MONROE – The United States Department of Justice (DOJ) has reached an agreement in a decades-long desegregation suit filed against the A.E. Phillips Laboratory School, a public school operating on Louisiana Tech University’s Lincoln Parish campus.
The school, which has been on the Tech campus since 1969, was founded in 1910 as a stepping stone for future teachers. In its early days, the school barred nonwhites from attending its programs. A.E. Phillips was first placed under an order to desegregate in 1984. In 2008, the U.S. Justice Department reopened litigation based upon statistics that showed 85 percent of the campus’ students were white while less than 12 percent were black. The school currently serves students from kindergarten through 8th grade.
“All students should have a quality education and should not be barred from any school that provides them that education,” said U.S. Attorney General Stephanie A. Finley of the Western District of Louisiana in a statement. “This consent order will have an important and lasting impact for all the students in the Lincoln Parish community.”
The agreement is structured to ensure African-Americans students will have improved access to the various programs offered by the school. Among local residents, A.E. Phillips has a reputation for strong academic programs that annually churn out future teaching candidates for Louisiana Tech’s College of Education.
“We are thrilled to have resolved this issues with the Justice Department," Dr. Don Schillinger, dean of Louisiana Tech’s College of Education, told the Louisiana Record. “We have an outstanding working relationship with the DOJ and the people of this community. This was the right thing to do.”
The U.S. District Court for the Western District of Louisiana approved the agreement between the U.S. Justice Department’s civil rights division and Louisiana Tech.
Among the specifics outlined in the agreement is the expanding of school facilities to two classrooms per grade level to order to service more nonwhite students, a plan to recruit African-America students for kindergarten classes, an offer of full and partial tuition scholarships to currently enrolled African-American students who are eligible for free and reduced-price student meals under the federal guidelines and the implementation of protocols to recruit African-American candidates for staff vacancies at the school.
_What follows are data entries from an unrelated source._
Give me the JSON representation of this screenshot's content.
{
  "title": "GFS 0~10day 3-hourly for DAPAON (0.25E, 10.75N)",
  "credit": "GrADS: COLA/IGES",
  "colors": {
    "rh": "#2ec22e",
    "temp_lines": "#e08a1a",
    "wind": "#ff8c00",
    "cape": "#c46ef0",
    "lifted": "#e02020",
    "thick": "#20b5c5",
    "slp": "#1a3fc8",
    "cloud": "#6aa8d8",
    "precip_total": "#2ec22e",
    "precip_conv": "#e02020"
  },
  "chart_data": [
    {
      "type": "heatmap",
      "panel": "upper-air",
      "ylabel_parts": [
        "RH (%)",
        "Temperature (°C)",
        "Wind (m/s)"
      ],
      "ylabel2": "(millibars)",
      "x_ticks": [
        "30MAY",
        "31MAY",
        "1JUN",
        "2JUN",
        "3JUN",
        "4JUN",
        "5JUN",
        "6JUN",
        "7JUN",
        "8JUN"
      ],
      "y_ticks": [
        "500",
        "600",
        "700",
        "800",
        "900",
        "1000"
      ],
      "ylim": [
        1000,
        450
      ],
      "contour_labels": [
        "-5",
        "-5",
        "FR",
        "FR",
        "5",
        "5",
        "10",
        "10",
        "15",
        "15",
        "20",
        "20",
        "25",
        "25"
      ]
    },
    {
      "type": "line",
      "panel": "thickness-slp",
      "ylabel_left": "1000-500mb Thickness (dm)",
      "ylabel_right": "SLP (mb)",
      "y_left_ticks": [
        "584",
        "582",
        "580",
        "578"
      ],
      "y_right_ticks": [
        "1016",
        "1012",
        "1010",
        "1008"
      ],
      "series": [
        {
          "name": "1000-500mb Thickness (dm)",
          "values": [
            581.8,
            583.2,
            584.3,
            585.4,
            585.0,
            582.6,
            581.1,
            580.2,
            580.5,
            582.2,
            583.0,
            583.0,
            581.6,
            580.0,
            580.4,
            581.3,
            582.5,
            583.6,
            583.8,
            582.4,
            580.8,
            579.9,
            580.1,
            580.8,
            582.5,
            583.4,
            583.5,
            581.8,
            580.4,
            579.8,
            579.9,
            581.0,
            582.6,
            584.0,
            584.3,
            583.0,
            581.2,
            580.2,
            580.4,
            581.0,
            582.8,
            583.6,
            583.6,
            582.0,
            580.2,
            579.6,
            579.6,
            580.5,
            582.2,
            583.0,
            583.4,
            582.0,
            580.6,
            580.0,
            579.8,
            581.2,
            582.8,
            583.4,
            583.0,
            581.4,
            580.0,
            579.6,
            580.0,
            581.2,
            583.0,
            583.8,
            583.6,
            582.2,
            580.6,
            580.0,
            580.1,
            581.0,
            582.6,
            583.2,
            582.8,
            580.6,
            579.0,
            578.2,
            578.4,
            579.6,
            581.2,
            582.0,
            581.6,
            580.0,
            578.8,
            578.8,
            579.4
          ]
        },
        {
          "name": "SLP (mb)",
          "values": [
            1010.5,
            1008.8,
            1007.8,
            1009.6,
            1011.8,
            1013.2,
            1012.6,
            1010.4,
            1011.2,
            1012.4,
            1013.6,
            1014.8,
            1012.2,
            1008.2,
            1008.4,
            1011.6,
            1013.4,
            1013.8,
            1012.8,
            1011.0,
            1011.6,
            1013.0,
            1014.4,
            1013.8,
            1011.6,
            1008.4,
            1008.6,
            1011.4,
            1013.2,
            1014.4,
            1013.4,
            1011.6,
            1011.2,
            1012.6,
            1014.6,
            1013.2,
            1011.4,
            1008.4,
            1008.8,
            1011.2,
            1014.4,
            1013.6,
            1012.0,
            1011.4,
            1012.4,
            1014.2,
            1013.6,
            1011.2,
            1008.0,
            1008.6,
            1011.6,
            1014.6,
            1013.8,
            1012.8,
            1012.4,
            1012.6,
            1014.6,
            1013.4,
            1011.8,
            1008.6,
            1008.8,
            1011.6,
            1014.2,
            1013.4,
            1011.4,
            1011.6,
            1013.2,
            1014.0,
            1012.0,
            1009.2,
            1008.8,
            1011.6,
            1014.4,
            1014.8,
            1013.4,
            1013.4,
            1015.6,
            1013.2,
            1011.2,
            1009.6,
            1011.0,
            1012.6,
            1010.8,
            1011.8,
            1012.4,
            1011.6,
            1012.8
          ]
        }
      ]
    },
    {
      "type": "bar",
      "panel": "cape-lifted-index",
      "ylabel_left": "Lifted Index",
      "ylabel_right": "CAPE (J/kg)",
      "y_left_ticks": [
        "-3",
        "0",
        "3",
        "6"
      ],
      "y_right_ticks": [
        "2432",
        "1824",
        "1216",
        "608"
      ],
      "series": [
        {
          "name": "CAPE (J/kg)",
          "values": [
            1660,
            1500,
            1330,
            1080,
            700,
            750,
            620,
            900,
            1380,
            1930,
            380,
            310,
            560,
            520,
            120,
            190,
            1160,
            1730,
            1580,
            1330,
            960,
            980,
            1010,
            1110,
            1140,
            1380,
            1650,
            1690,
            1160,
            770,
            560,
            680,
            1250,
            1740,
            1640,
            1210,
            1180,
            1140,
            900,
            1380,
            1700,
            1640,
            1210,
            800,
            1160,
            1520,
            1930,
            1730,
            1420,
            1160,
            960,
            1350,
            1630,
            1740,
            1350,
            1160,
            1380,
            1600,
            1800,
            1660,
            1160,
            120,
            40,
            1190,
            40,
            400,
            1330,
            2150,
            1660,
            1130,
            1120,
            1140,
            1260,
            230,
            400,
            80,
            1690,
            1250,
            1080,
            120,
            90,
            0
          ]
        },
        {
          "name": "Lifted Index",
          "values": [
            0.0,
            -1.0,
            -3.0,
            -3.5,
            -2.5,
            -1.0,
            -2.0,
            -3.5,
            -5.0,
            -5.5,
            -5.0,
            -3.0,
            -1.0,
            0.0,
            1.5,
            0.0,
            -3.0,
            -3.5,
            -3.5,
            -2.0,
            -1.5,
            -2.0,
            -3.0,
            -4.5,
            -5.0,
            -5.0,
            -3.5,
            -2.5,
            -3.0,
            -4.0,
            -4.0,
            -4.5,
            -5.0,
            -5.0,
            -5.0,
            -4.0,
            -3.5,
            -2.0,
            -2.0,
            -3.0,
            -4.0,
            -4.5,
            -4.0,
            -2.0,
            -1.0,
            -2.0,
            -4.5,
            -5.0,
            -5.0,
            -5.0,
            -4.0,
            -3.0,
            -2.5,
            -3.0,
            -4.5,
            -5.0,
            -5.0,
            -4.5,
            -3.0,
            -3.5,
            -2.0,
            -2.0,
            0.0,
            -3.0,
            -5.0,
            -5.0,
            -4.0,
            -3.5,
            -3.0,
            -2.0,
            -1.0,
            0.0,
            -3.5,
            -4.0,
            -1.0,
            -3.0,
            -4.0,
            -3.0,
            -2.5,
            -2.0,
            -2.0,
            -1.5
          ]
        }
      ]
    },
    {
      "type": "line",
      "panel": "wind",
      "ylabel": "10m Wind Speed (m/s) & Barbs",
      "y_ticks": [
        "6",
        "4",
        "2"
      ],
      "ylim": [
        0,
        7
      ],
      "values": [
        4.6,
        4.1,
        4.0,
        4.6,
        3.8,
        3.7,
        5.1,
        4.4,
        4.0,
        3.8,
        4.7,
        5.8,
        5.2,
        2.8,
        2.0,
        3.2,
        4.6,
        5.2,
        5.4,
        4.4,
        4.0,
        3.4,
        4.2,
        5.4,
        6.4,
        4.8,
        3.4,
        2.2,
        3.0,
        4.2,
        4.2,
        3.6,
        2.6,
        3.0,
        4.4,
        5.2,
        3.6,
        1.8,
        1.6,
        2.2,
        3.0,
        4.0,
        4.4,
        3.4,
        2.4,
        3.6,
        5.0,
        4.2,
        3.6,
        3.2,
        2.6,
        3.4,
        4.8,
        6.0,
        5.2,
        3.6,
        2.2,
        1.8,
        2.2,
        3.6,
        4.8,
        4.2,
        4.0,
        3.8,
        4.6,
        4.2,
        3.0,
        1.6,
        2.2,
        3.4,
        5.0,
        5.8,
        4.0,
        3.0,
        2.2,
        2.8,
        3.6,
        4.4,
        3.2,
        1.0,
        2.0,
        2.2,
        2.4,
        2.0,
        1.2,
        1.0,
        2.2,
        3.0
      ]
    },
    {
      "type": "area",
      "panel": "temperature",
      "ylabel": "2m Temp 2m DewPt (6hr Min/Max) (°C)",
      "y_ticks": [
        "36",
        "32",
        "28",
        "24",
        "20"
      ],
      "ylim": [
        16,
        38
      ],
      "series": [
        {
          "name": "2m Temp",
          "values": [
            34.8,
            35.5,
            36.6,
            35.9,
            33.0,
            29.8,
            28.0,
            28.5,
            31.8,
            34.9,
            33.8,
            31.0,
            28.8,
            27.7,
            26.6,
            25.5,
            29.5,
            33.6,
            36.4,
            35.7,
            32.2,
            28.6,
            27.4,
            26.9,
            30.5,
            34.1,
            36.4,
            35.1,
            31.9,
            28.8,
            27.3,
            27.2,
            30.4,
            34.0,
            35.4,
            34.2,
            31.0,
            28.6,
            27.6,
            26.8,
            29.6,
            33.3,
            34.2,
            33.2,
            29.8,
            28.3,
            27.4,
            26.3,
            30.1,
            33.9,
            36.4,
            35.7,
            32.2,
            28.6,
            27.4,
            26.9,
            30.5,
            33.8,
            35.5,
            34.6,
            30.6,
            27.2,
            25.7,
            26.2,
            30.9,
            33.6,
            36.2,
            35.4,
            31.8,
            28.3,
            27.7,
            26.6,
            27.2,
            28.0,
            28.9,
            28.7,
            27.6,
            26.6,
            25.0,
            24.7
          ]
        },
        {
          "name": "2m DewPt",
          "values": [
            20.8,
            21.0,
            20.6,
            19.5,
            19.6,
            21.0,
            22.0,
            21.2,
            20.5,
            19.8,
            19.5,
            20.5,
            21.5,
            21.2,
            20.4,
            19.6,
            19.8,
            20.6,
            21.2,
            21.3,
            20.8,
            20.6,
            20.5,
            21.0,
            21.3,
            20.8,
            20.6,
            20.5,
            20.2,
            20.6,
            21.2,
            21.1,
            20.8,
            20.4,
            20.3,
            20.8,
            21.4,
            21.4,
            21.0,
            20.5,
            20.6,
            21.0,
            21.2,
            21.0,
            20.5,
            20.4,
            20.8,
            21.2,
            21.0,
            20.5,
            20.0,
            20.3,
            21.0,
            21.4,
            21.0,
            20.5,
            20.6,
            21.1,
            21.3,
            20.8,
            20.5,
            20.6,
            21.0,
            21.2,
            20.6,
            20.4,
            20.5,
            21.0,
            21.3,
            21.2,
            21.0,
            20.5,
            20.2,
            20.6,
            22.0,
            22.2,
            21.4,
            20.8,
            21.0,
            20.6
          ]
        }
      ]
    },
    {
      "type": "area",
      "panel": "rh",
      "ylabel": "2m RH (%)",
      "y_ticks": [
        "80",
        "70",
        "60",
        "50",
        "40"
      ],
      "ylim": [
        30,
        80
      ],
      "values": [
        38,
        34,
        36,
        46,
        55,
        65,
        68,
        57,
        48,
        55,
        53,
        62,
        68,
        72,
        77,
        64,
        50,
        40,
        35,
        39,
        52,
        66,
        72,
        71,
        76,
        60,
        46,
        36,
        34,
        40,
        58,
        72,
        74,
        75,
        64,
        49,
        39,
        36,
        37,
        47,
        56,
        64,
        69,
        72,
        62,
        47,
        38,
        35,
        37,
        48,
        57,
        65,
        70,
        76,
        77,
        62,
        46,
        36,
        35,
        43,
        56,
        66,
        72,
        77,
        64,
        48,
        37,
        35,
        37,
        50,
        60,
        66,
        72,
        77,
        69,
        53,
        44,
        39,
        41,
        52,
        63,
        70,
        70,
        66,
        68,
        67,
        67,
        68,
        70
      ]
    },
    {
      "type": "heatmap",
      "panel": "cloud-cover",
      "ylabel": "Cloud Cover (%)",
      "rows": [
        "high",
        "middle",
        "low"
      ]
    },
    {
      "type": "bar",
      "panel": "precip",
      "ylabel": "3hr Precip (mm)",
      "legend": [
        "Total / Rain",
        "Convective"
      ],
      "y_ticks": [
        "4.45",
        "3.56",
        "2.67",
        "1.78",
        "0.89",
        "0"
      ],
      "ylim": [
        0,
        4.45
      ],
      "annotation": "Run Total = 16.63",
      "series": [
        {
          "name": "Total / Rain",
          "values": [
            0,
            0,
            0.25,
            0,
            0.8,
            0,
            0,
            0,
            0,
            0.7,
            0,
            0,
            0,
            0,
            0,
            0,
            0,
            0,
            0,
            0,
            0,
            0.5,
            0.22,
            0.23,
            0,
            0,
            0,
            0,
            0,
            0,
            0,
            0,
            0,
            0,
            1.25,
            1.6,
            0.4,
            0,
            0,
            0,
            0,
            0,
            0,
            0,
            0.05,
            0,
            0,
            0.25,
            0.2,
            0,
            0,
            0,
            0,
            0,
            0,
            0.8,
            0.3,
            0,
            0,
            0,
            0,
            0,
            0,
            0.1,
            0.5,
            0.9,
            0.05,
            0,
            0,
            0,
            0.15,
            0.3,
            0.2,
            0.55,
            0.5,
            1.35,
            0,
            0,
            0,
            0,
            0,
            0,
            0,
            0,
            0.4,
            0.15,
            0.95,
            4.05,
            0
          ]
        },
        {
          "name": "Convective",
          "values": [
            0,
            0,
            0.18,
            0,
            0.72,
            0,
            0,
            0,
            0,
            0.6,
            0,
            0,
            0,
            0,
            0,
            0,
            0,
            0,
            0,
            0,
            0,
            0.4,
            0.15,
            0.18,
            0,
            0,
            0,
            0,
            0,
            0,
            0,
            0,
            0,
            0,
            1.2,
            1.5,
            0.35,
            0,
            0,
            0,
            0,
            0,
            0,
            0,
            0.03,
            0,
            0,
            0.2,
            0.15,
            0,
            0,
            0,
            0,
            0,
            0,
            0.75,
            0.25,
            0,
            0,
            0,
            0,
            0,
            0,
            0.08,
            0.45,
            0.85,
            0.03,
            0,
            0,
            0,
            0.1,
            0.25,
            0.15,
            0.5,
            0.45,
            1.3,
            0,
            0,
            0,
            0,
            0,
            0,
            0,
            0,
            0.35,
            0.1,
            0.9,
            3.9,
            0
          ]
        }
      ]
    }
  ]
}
According to Schillinger, the college was aware of the court’s concerns and already had begun the process of implementing many of the points negotiated in the agreement.
“All along it has been our intent to make the necessary changes at the school," Schillinger said. "We have worked over the last year with the various parties and have already implemented several of the changes outlined even before the agreement was signed.”
When the suit reopened in 2008, the federal courts, at the urging of the DOJ, began prodding Louisiana Tech to do more. Since the 2008 school year, the percentage of black students enrolled in the school has increased each year.
Schillinger said that while he was dismayed that it took more than 30 years for an agreement to be reached, he acknowledges that timing may have been the most important factor.
“I’ve only been here a few years, but it appears that this case may have just languished due to inattention. It seems that the judge was getting ready to retire and wanted the case cleaned up and off the docket before he left office. But as I said before it is the right thing to do," he said.